Strip House, or any steakhouse for that matter, is not a place a vegan frequents but rather tries to avoid at all costs. But as Schenk describes it, “steakhouses are the upper echelon of fine dining in most cities.” And fine dining should be available for anyone who would like to explore it, with any dietary requirements, whether self-imposed or due to personal taste and preference.

As I continue on my vegan journey, I find myself in situations where I externalize sensitivities. What I could describe as feelings of insecurity, perhaps like the fear of being the last boy to be picked in gym class, I remind myself that I am at a restaurant, where people come to have fun, enjoy good company and seek good eats.

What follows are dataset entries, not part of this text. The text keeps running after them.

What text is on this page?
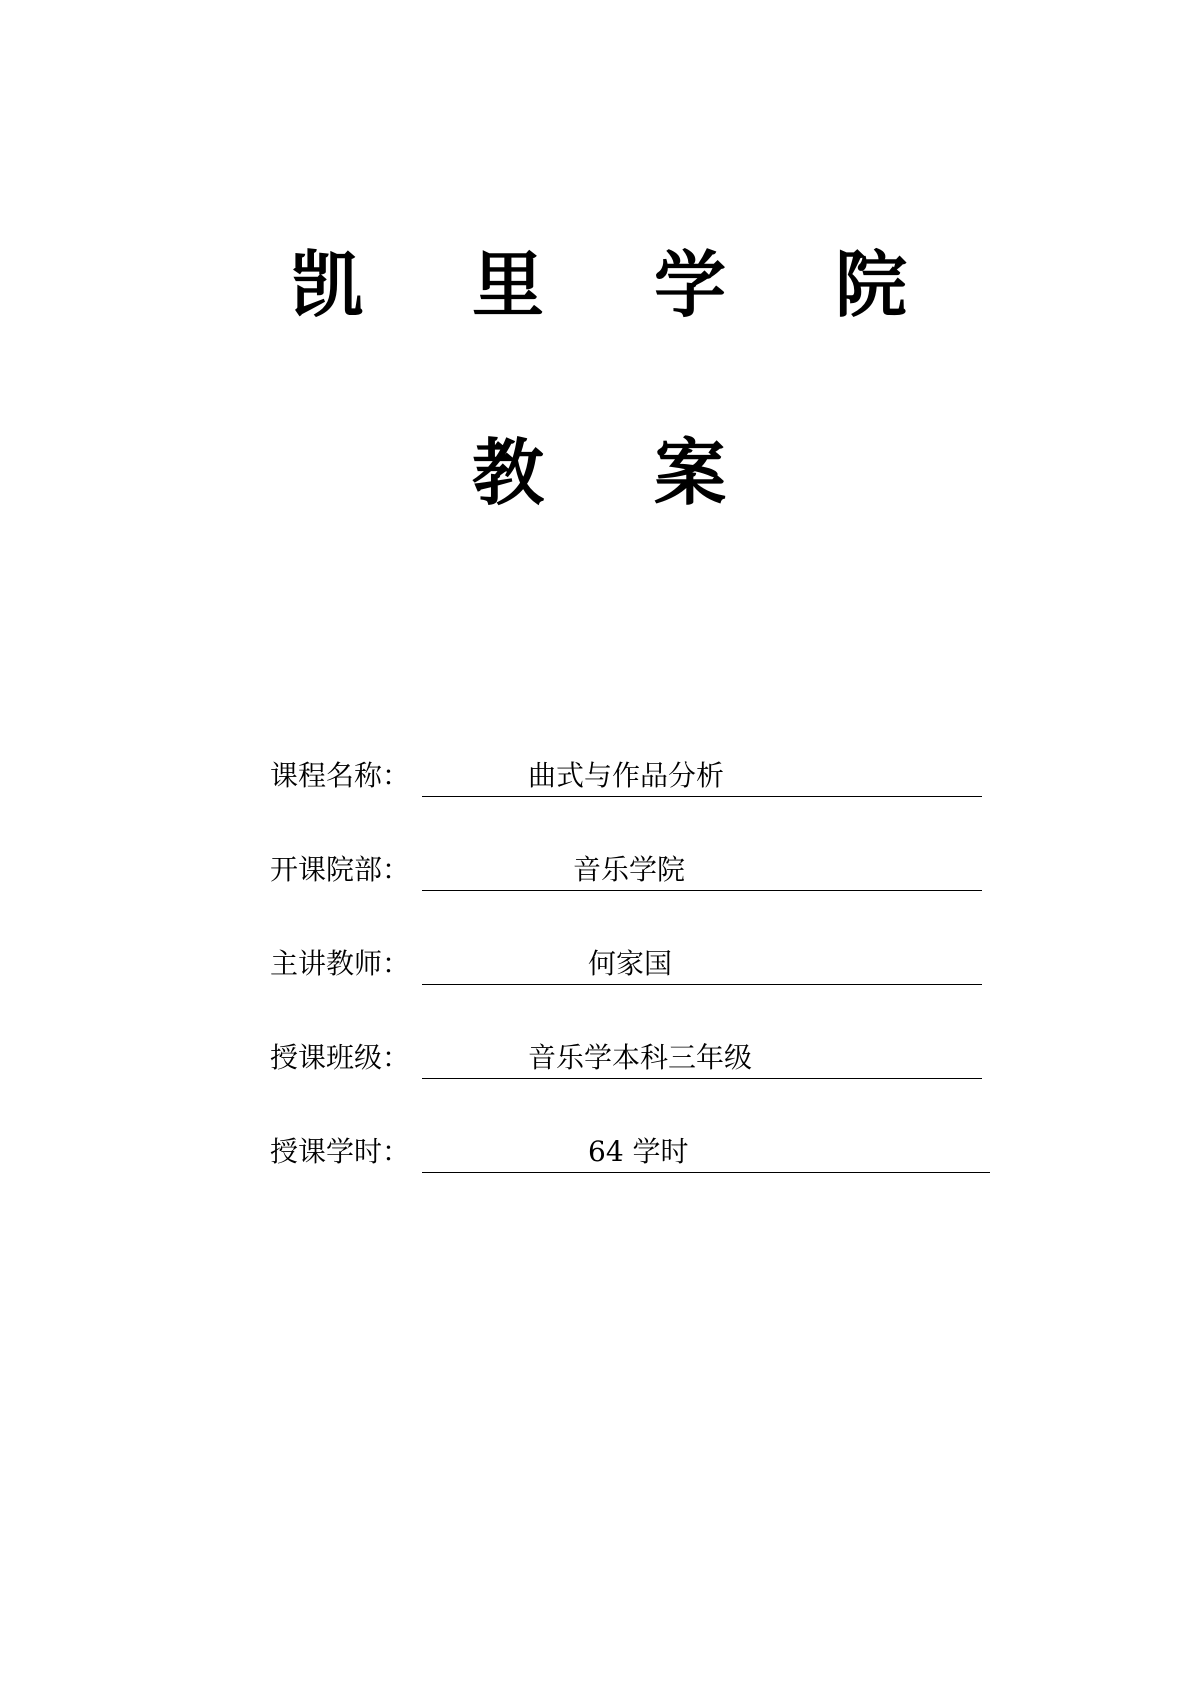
凯 里 学 院
教 案
课程名称：	曲式与作品分析
开课院部：	音乐学院
主讲教师：	何家国
授课班级：	音乐学本科三年级
授课学时：	64 学时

And from Schenk’s disposition, if I am willing to work with him, he is willing to cook for me.

Schenk smiles warmly and makes me feel welcomed.

“Whatever works for you,” he replies, unaffected. “If it makes you happy, go for it.”

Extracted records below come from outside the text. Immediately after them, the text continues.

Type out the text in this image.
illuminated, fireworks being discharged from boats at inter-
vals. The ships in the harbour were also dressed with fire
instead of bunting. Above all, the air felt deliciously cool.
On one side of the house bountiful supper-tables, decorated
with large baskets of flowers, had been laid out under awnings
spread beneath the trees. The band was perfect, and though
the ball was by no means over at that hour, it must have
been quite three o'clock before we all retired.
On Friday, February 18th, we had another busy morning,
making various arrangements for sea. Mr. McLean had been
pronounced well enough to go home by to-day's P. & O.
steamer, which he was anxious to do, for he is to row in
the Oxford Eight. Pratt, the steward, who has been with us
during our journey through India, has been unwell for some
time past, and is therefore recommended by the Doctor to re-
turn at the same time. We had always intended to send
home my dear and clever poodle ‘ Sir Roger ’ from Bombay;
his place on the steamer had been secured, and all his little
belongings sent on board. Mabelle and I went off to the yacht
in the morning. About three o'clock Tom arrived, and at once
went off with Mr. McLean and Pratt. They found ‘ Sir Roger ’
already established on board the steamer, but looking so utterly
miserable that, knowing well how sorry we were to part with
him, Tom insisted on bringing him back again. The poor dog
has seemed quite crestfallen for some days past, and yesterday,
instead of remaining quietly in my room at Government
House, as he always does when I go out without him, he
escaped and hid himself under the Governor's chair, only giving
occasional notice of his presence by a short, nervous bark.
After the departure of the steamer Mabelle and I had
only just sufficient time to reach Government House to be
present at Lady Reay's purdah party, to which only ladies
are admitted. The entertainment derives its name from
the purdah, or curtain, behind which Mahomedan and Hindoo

“We get many requests for substitutions,” he explains. At a fine dining establishment, people are used to getting food tailored to them. “The top three substitution requests include eliminating bacon, pancetta, or any pork products, cooking without garlic or onions, and lately, there has been an increase in demand for gluten free dishes.”

Eating out continues to be a heavy topic amongst vegans, both experienced and those that are just starting their journeys. And here I am, at perhaps at what most would consider the anti-vegan establishment being told, “guy, it’s all good.”

For those considering eliminating or reducing animal products from their diet, besides the what-could-I-eat dilemma, being able to enjoy a meal with their omnivore counterparts is quite worrisome. But if I can be at Houston’s premier steakhouse being told by the executive chef that he digs and can cook a mean vegan meal, the lesson here is: You can eat anywhere.

Chef Schenk’s secret to the best steak in the city? Start with the best ingredients and treat each one with respect. “Each cut is very different,” he explains. “You can’t think it, you have to use your intuition and cannot second guess yourself.”

It is this philosophy that makes his vegetable dishes, both on the menu and off-the-cuff, succulent and successful.

“You have to know your vegetables,” Schenk demands. “Sometimes there is a little trial and error involved.”

In the restaurant, potatoes, green beans, romaine lettuce, spinach, corn and tomatoes are the most used vegetables, the latter two being personal favorites.

Rambling off a rather extensive list of vegan possibilities at Strip House including a roasted beet salad, a tomato and green bean salad, and a vibrant plate of succulent, fragrant and flavorful grilled vegetables, I notice that Schenk spends quite a bit of time describing the perfect grilled tomatoes.

“I have a weakness for grilled tomatoes, juicy, slightly charred and meaty,” I proclaim.

“That’s something we have in common,” he replies. “Want to make some?”

You don’t have to ask me twice.

Chef John Schenk’s tips for perfectly grilled tomatoes

  • Discard the top and bottom of the tomato while carefully removing the stem
  • Hearty slices, thicker than one inch, hold up better at high temperatures.
  • Opt for beefsteak tomatoes when available.
  • Yellow tomatoes add beautiful color, are less acidic and typically firmer than the red varieties.
  • Lightly brush both sides with olive oil and season with high quality salt and pepper, avoiding table salt and opt for a higher-end varieties.
  • Heat up the grill on high, and brush with a little oil. If a flame or two decide to flare up, all the better.
  • Place tomatoes and cook until they have healthy grill marks. On a hot grill, this may take just a couple of minutes.
  • Turn over and grill, noting that the second side cooks quicker than the first.
  • Serve with the skin on, or if you prefer, it should come off rather easily.
  • Re-season with sea-salt to taste, as some may have fallen during cooking.
  • If desired, garnish with red pepper flakes, garlic, or your favorite herbs and spices.

Plate. Eat. Repeat. Or just try his.